Le gouvernement a approuvé des mesures telles que le suffrage universel, la liberté de religion, de presse, de réunion et d'association, tout en convoquant des élections pour des Cortes constituantes. Une fraction du Parti démocratique a soutenu la République, formant le Parti républicain fédéral, tandis que les carlistes ont également obtenu quelques députés.

La Constitution de 1869

Elle instaure une monarchie constitutionnelle démocratique et établit la souveraineté nationale. Elle se distingue par une large Déclaration des droits : liberté de résidence, d'enseignement et de culte (tout en maintenant le catholicisme comme religion d'État). Elle reconnaît la division des pouvoirs et la décentralisation.

Les tribunaux, composés de deux chambres (Congrès et Sénat) élues au suffrage universel, assument le pouvoir législatif. Le système judiciaire est démocratisé avec l'introduction du jury. Le pouvoir exécutif est exercé par le Roi, selon la formule : « le roi règne mais ne gouverne pas ». Le régent Serrano et Prim ont été chargés de trouver un souverain libéral : Amédée de Savoie, fils du roi d'Italie.

Le règne d'Amédée Ier

Candidat des progressistes, Amédée Ier a bénéficié de peu de soutien, faisant face au rejet de l'aristocratie et du peuple.
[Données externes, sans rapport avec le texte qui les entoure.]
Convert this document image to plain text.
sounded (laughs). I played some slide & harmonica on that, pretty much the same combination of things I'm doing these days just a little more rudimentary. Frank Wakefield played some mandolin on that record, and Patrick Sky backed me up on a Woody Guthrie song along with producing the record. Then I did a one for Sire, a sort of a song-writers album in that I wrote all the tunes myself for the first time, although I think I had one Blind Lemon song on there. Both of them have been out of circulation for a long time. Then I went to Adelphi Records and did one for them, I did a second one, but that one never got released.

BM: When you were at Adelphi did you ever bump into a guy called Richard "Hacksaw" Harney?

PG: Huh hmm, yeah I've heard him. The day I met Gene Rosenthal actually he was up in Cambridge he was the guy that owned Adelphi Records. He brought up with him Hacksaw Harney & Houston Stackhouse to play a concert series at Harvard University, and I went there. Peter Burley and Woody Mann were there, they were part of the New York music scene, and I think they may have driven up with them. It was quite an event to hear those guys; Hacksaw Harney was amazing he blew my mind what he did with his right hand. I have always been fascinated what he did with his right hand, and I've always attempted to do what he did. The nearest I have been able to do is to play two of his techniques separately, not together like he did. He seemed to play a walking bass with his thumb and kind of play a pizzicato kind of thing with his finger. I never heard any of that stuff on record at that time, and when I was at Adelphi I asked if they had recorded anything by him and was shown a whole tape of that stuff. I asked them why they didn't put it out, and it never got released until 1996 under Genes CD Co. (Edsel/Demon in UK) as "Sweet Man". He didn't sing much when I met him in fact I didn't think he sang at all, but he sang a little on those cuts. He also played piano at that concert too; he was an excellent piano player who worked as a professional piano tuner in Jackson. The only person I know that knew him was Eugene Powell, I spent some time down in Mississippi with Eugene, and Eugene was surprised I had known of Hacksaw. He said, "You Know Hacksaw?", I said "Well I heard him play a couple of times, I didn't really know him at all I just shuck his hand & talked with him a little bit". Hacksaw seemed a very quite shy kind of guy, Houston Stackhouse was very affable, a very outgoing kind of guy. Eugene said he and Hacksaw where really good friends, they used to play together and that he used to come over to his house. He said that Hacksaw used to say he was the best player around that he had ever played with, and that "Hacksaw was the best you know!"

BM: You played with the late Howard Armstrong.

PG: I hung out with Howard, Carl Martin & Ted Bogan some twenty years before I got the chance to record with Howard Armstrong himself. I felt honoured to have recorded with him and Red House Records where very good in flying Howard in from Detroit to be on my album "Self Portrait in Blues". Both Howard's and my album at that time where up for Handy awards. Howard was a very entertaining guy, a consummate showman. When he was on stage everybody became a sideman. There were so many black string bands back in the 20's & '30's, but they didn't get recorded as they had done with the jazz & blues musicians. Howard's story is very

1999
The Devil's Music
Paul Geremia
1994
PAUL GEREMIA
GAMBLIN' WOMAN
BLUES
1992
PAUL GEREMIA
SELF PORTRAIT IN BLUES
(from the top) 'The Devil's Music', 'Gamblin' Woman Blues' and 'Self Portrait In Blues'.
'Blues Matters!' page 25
L'assassinat de Prim l'a privé de son soutien fondamental. Le règne fut marqué par la décomposition de la coalition au pouvoir et la scission du Parti progressiste entre radicaux (Ruiz Zorrilla) et constitutionnels (Sagasta).

La noblesse et l'aristocratie foncière ont rejoint les rangs du parti alfonsino. La bourgeoisie industrielle, craignant le mouvement ouvrier et la Première Internationale (AIT), s'est également détournée du régime. Parallèlement, l'opposition carliste a déclenché une nouvelle guerre, tandis que les républicains, divisés entre unitaires et fédéraux, ont accentué la crise.

La Première République espagnole

Après l'abdication d'Amédée Ier en 1873, l'Assemblée nationale a proclamé la République. Le président Figueras a dirigé une république unitaire, mais a dû faire face à la guerre carliste, au problème de Cuba et à une armée conservatrice.

Les nouvelles Cortes ont ensuite proclamé la République fédérale sous la présidence de Pi i Margall. Des désaccords profonds sont apparus sur l'organisation territoriale (17 États). Le rejet du projet de constitution a déclenché la révolution cantonale dans le Sud et l'Est de l'Espagne.

Après les démissions successives de Pi i Margall et Salmerón, le président Castelar a tenté de rétablir l'ordre. Cette tentative fut interrompue par le coup d'État du général Pavía, mettant fin à la Première République. Le général Serrano a alors instauré une dictature républicaine. Finalement, sous l'impulsion de Cánovas del Castillo, le général Martínez Campos a favorisé la restauration de la monarchie en 1875 avec Alphonse XII, fils d'Isabelle II.